Supreme Court to hear case of Facebook ‘threats’

06/16/2014 1:08 PM

06/16/2014 1:27 PM

The Supreme Court on Monday said it would review the case of a man convicted of making threats, based on the ultra-violent rap lyrics and declarations he blasted forth on Facebook.

What Anthony D. Elonis posted was undeniably graphic; gruesome, even. Parts of his petition cannot be quoted directly in a family publication.

The legal question, though is whether conviction on the charge of of threatening another person requires proof of the defendant’s subjective intent to threaten, or whether it is enough to show that a “reasonable person” would regard the statement as threatening.

A Pennsylvania resident, Mr. Elonis was an employee at Dorney Park & Wildwater Kingdom, an amusement park in Allentown when his life took a turn for the worse in 2010.

At one point, after his wife left, Mr. Elonis posted that his son “should dress up as matricide for Halloween,” adding, “I don’t know what his costume would entail though. Maybe [petitioner’s wife’s] head on a stick?”

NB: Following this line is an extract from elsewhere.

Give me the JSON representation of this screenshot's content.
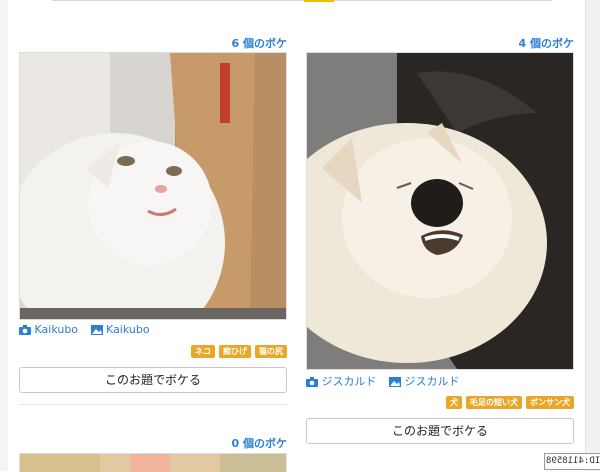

At another point, he posted that “if worse comes to worse, I’ve got enough explosives to take care of the state police and the sheriff’s department.” Still later, in November 2010, he posted this:

“That’s it, I’ve had about enough

I’m checking out and making a name for myself

Enough elementary schools in a ten mile radius

to initiate the most heinous school shooting ever

imagined

And hell hath no fury like a crazy man in a

kindergarten class

The only question is . . . which one?”

He went on in this vein for a while, including explicit references to a female FBI special agent who visited him. A jury convicted him of multiple counts of making threats.

In today’s Internet environment, the Elonis legal team argues, the best way to protect free speech is to judge the threatening content of words based on the speaker’s intent, rather than a black-and-white reading of the words.

“Modern media allow personal reflections intended for a small audience (or no audience) to be viewed widely by people who are unfamiliar with the context in which the statements were made and thus who may interpret the statements much differently than the speaker intended,” the Elonis petition states.

John P. Elwood is the counsel of record, joined by students with the University of Virginia School of Law Supreme Court Litigation Clinic. Mr. Elonis served his sentence and was released in February.